Timor-Leste escolheu ser um Estado de direito democrático, com liberdade de expressão. Por isso, falamos pelas vítimas e pelos mais vulneráveis. Mas, na prática, vivemos com medo. Parece que estamos num Estado opressor. A nossa liberdade de expressão é muito limitada. Sentimo-nos ameaçados sempre que queremos dar a nossa opinião. Existe uma lei que impede protestos a menos de 100 metros de instituições públicas. O bom nível de democracia de que tanto se fala é uma cortina que esconde o que realmente acontece no país.
Parem com o discurso de ódio — nas redes sociais e fora delas. Os problemas devem ser resolvidos de forma adequada, para que possamos garantir a paz social. O Estado tem de prestar mais atenção e encontrar soluções eficazes.”
“O problema é que, muitas vezes, são precisamente as pessoas mais instruídas que usam um discurso de ódio camuflado, escondido em frases aparentemente inofensivas, para atacar ou humilhar outras pessoas, ignorando a sua dignidade humana”

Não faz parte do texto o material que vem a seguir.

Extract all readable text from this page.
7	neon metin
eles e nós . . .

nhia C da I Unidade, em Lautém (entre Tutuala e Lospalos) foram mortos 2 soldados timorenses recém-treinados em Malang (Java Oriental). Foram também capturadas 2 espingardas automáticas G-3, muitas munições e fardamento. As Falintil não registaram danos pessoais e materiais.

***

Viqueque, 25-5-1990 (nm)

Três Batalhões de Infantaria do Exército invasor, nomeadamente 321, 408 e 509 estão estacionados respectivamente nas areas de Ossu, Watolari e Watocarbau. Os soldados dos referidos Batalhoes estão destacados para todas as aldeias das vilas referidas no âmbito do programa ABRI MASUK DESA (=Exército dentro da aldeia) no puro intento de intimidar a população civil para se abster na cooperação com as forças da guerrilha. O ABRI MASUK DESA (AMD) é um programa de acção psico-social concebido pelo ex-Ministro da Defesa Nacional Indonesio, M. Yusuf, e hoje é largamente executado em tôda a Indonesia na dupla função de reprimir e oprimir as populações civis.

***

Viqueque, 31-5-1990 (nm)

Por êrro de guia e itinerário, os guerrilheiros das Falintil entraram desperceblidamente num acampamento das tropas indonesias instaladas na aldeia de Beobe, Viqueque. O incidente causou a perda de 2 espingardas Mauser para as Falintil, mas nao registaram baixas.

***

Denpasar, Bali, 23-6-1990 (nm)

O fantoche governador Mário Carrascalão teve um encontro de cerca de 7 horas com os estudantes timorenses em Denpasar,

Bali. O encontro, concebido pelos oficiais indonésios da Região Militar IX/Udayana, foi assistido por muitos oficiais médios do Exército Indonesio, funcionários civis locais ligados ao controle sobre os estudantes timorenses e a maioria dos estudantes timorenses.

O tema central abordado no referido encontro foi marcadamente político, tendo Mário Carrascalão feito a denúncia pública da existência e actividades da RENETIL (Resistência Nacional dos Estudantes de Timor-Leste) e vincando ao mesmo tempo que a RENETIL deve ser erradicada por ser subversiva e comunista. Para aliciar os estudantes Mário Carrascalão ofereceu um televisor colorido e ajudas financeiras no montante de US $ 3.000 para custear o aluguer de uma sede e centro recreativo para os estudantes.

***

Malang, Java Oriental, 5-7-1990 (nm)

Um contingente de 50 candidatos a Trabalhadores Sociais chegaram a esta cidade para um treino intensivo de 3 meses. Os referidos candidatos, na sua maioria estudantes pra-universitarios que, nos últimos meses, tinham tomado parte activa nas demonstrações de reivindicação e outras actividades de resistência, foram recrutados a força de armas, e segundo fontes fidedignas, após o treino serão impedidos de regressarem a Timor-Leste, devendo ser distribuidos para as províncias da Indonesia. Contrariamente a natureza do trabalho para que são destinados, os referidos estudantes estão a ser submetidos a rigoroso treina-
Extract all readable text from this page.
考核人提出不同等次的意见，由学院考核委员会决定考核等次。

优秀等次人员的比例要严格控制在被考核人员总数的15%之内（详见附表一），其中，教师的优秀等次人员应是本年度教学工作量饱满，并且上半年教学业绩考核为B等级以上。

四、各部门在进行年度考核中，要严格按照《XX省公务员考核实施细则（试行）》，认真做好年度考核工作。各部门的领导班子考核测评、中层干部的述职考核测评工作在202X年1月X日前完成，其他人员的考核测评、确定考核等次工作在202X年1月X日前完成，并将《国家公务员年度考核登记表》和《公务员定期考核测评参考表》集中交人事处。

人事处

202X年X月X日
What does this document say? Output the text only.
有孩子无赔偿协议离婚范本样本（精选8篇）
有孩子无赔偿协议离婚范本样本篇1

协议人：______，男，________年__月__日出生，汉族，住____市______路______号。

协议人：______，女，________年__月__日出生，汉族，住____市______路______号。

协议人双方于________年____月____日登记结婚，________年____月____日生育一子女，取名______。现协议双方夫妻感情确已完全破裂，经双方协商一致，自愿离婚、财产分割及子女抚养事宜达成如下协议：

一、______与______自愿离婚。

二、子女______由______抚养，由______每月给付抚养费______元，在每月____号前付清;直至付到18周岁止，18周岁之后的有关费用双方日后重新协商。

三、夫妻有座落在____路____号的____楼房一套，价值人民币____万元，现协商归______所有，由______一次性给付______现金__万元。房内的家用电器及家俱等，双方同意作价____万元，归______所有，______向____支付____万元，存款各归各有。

“O discurso de ódio é uma forma de linguagem que não é educativa nem construtiva e que prejudica a dignidade e os direitos de outras pessoas. Usa-se a liberdade de expressão de forma abusiva, para violar os direitos de outrem. A liberdade de expressão existe, mas não é absoluta. Ter liberdade significa poder exercer os próprios direitos, mas sempre com respeito pelos direitos dos outros. É preciso exercer a liberdade com responsabilidade, com base no princípio do respeito mútuo.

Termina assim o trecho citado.